I woke up to a stunning morning. The storms from yesterday continued during the night and washed the roads clean. The last of the dark clouds were being blown out, far away from our route today. You could tell it was going to be a scorcher! I woke up feeling great which was a total surprise — I felt I slept quite lightly, waking up a few times I could feel my body and muscles were warm, almost hot, recovering and repairing itself. I didn’t feel too hungry at breakfast, a quick bowl of muslei, fruit and a crossaint and I was ready to go!
The mood of the Fireflies this morning was one of combined excitement and fear. The route today was the same statistics as yesterday, however all of the climbing was in the first 60kms. Three big climbs to tackle and then a smaller one to finish. I felt strong, but could definitely feel the effects of the Colombiere in my legs.
It was already 24 degrees at 8.30am in the morning. Ouch! Our first Col was only 8kms, a great little warm up. That was a relatively gentle 6-7% for most of the way and out of my group I managed to claim QOM/KOM (how could I not?).
The next climb was the Col des Saisies - a neat 16kms averaging between 5-8% the whole way!
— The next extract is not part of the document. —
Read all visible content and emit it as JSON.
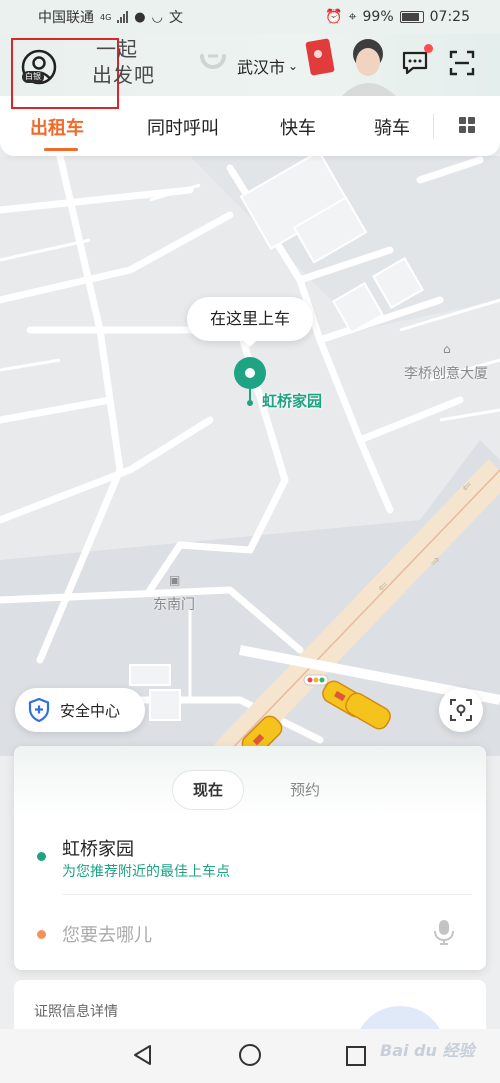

I decided to give this one a go. I rode it with a Belgium rider who was 53 years old, and we chatted about the Giro and various other things. That’s the thing I love about cycling. When you meet strangers on the road and you instantly have a passion to talk about: a love of two wheels and the mountains.
There were times on that climb where my legs were starting to fatigue. I definitely did not consume enough calories in the morning - I could feel I was in deficit. I knew this would make the afternoon a real struggle, because once you’re in deficit you cannot really claw those calories back. From then onwards it’s all about managing your energy and trying to get those 300 calories an hour in to the system as efficiently as possible.
The descent off the Saisies was absolutely stunning and the conditions made it my favourite descent of the day. Sweeping, open bends allow you to fully take the road. The descent and the rush it gave me reminded me that the pain of climbing was worth it!
Another coffee and cake stop before our ascent of the Cormet de Roselend — one of the most spectacular ascents I’ve done. We climbed up through the green trees where it felt like a rain forest, so tropical with butterflies and waterfalls surrounding us. We broke above the trees and the mountains opened up with jagged mountain rocks on either side and panoramic views that made you feel giddy with excitement. No photo could do these views justice. It was magical up there. A few whispy clouds against a stunning baby blue sky. We rode up to the lake and around it, stopping for lunch at one of the small restaurants over looking the lake. (We only had to wait an hour for our omelettes! I think half the group was totally ‘hangry’ by that stage! But once they arrived, it proved worth the wait, made with their local cheese. YUM!)
The final 7kms to the top of the Roselend was a piece of cake. We tootled up in groups just admiring the view and the gorgeous weather. Still feeling the effects of the morning, I kept eating all afternoon. We descended a wonderful 20kms down the other side into the Bourg. From there it was a gradual climb of 8kms out of the valley, and in the scorching sun at 5.30pm it was a real battle! My head felt as if it were exploding from the heat. One of the guys found a fountain in a small little village and we all stopped to dunk our heads and caps in the ice cold flowing tap. It was heaven!
Finally, we rode the last 22km to the hotel. We all made it back in one piece, and earned the right to ignore tomorrow’s promise of more climbing in exchange for dinner (and some ice for my sore muscles!).